EDDIE

First Love 初恋のEDDIEのレビュー・感想・評価

First Love 初恋(2022年製作のドラマ)
4.3
フィクションというドラマだから為せる夢物語のもたらす感動に感服。素晴らしい恋愛ドラマだ。
高校生時代と大人時代の二つの時代を交互に映し出しながら、中盤には大きなサプライズを仕掛けてくる演出に唖然。
だからこそ、その後の奇跡のような展開に心打たれるし感動してしまう。

宇多田ヒカルの同名楽曲二つとの重なる部分も物語にしっかりと奥行きを持たせており、ドラマを観たら「FIRST LOVE」が聴きたくなるのは確実だろう。

一つだけ残念ながらだったのは高校生役と大人役それぞれの也英が同一人物と思えなかった点。
もちろん表現や仕草の面では八木莉可子は実によくやっていたけども、“喋り”の方で違和感が拭えなかった。
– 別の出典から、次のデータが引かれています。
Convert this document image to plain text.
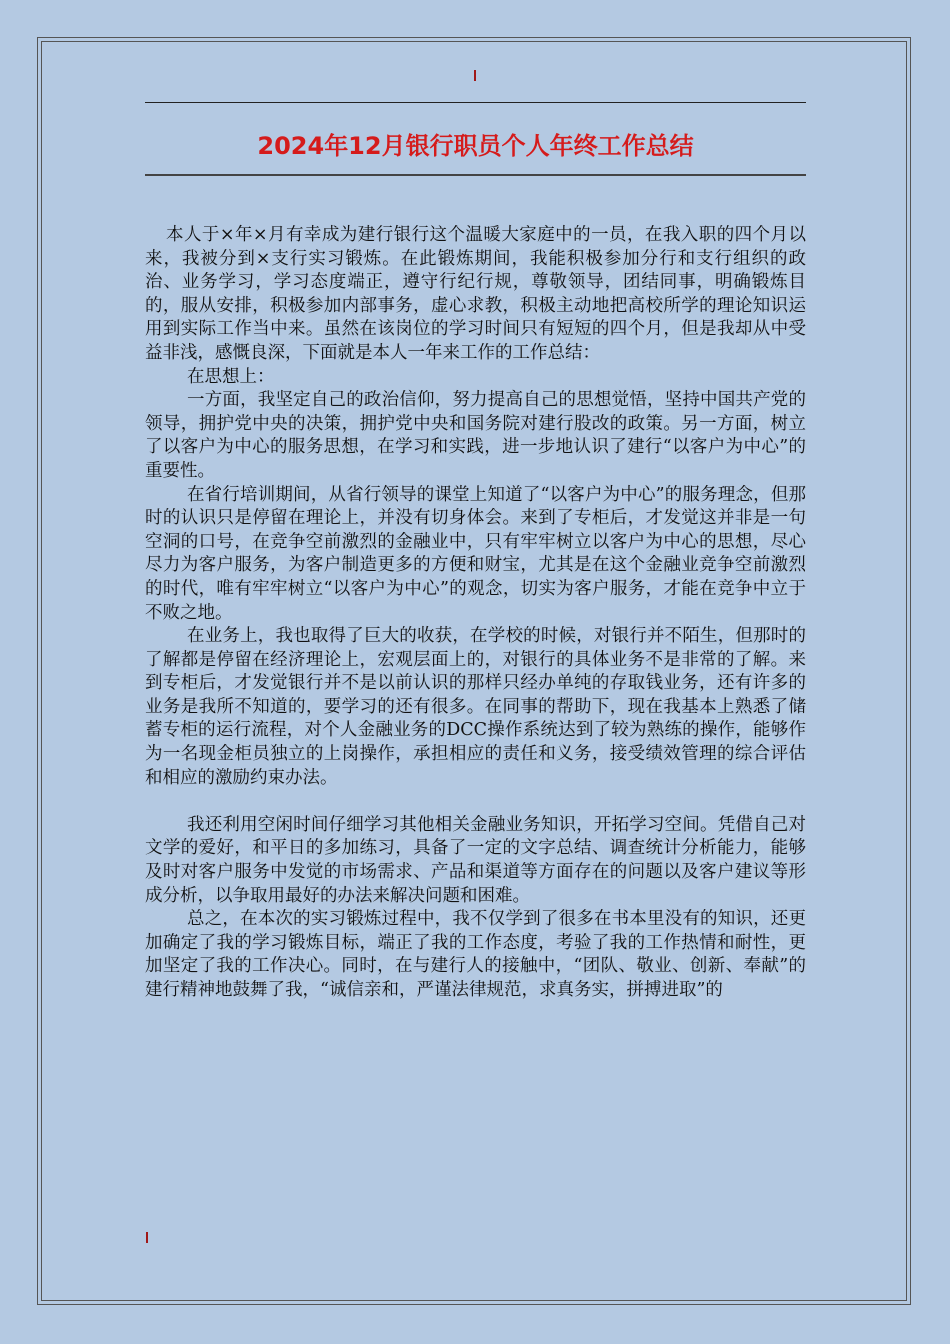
2024年12月银行职员个人年终工作总结

本人于×年×月有幸成为建行银行这个温暖大家庭中的一员，在我入职的四个月以来，我被分到×支行实习锻炼。在此锻炼期间，我能积极参加分行和支行组织的政治、业务学习，学习态度端正，遵守行纪行规，尊敬领导，团结同事，明确锻炼目的，服从安排，积极参加内部事务，虚心求教，积极主动地把高校所学的理论知识运用到实际工作当中来。虽然在该岗位的学习时间只有短短的四个月，但是我却从中受益非浅，感慨良深，下面就是本人一年来工作的工作总结：

在思想上：

一方面，我坚定自己的政治信仰，努力提高自己的思想觉悟，坚持中国共产党的领导，拥护党中央的决策，拥护党中央和国务院对建行股改的政策。另一方面，树立了以客户为中心的服务思想，在学习和实践，进一步地认识了建行“以客户为中心”的重要性。

在省行培训期间，从省行领导的课堂上知道了“以客户为中心”的服务理念，但那时的认识只是停留在理论上，并没有切身体会。来到了专柜后，才发觉这并非是一句空洞的口号，在竞争空前激烈的金融业中，只有牢牢树立以客户为中心的思想，尽心尽力为客户服务，为客户制造更多的方便和财宝，尤其是在这个金融业竞争空前激烈的时代，唯有牢牢树立“以客户为中心”的观念，切实为客户服务，才能在竞争中立于不败之地。

在业务上，我也取得了巨大的收获，在学校的时候，对银行并不陌生，但那时的了解都是停留在经济理论上，宏观层面上的，对银行的具体业务不是非常的了解。来到专柜后，才发觉银行并不是以前认识的那样只经办单纯的存取钱业务，还有许多的业务是我所不知道的，要学习的还有很多。在同事的帮助下，现在我基本上熟悉了储蓄专柜的运行流程，对个人金融业务的DCC操作系统达到了较为熟练的操作，能够作为一名现金柜员独立的上岗操作，承担相应的责任和义务，接受绩效管理的综合评估和相应的激励约束办法。

我还利用空闲时间仔细学习其他相关金融业务知识，开拓学习空间。凭借自己对文学的爱好，和平日的多加练习，具备了一定的文字总结、调查统计分析能力，能够及时对客户服务中发觉的市场需求、产品和渠道等方面存在的问题以及客户建议等形成分析，以争取用最好的办法来解决问题和困难。

总之，在本次的实习锻炼过程中，我不仅学到了很多在书本里没有的知识，还更加确定了我的学习锻炼目标，端正了我的工作态度，考验了我的工作热情和耐性，更加坚定了我的工作决心。同时，在与建行人的接触中，“团队、敬业、创新、奉献”的建行精神地鼓舞了我，“诚信亲和，严谨法律规范，求真务实，拼搏进取”的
少し滑舌が悪く若干カタコトっぽく聴こえてしまう日本語が、満島ひかりの喋り方とは明らかに異なるため、ドラマとしての連続性の部分で足枷になった。
ただ出来るだけに彼女に近づけようと寄り添った演技をしていた満島ひかりの表現力の高さには改めて感服したところではある。

▼Twitterに投稿した各話短評

◆ 第1話、Netflix
“リラの花咲く頃”
「好きな食べ物は何ですか?」
甘酸っぱい高校生の恋愛。文脈を読むということ。宇多田ヒカルの同名楽曲からインスパイアされたドラマ。
高校生の頃の彼らと今大人になっている彼らがどこかで繋がってくるのだろう。微笑ましい。

◆ 第2話
“きみの声”
映画「タイタニック」の真似事。恥ずかしげもなくやっちゃう高校生カップルが可愛らしい。
現在の時間軸ではかつての初恋の人を探す佐藤健。満島ひかりは色んな事情があって子持ちのタクシー運転手。こんな2人が再会するってどんな確率だろう。

◆ 第3話
“ナポリタン”
うっひゃー!そういうことですか。
高校〜大学時代と想い合っていた2人。それぞれは大人になって別々の道を歩んだ…そんな筋書きではなかった。
なるほど、2話で2人が顔を合わせた時の違和感の理由がわかった。3話にしていきなりの急展開!

◆ 第4話
“Space Oddity”
急な新展開から切なさ募るばかり。
2人の間にそんな出来事が…大人になった2人がここで近づいてまた惹かれ合う。
こんな出来過ぎた物語があるものか。記憶というのはなんと脆いものだろうか。ナポリタンを美味そうに食べる満島ひかりが良い。

◆ 第5話
“Talk in Sign Language”
大号泣エピソード。これはたまらん。
也英が晴道の妹の優雨と会話するために以前覚えた手話。それが物語にこんな形で作用するなんて。
幸せな結婚式、そして深いシコリを残した今。そしてこのドラマでも夏帆は不遇を被るのだろうか。

◆ 第6話
“The Six Sense”
飴玉と磁石と懐中電灯。
まるであの頃の也英がそのままそこにいるかのよう。
遠出して父親に会いに行ったあの頃。彼は彼女のためにいい男であり続けると誓った。
そして今、晴道と也英は運命的に惹かれ合い、もう一度歩み出そうとしている。

◆ 第7話
“夢のあとさき”
「間違いとわかってて進み続けるのは地獄」
かわたれ時に語り合う2人の会話がずっと続けばいいのにと願う。
也英がCAになり、そして辞めた理由。息子と一緒に住み、働き続けた…まさにそれではダメだとわかりながらも進み続けたが故の地獄。

◆ 第8話
“或る午後のプルースト効果”
「傷ついたってみっともなくたって人生は飛び込まなくちゃ!」
このセリフが満島ひかりを後押し。しかも前半の佐藤健と夏帆の馴れ初めで語られる記憶の話、濱田岳のきっかけの話、これらが密接に繋がった結末までの構成はお見事。

◆ 第9話
“初恋”
「運命を確信した」
記憶の欠如を乗り越え、初恋が実る瞬間。宇多田ヒカルの同名楽曲2曲からインスパイアされて紡ぎ出された物語はあまりにも壮大で感動的。
もちろん出来過ぎだとも思うが、フィクションだからこそ為せる夢物語と言える。素晴らしい!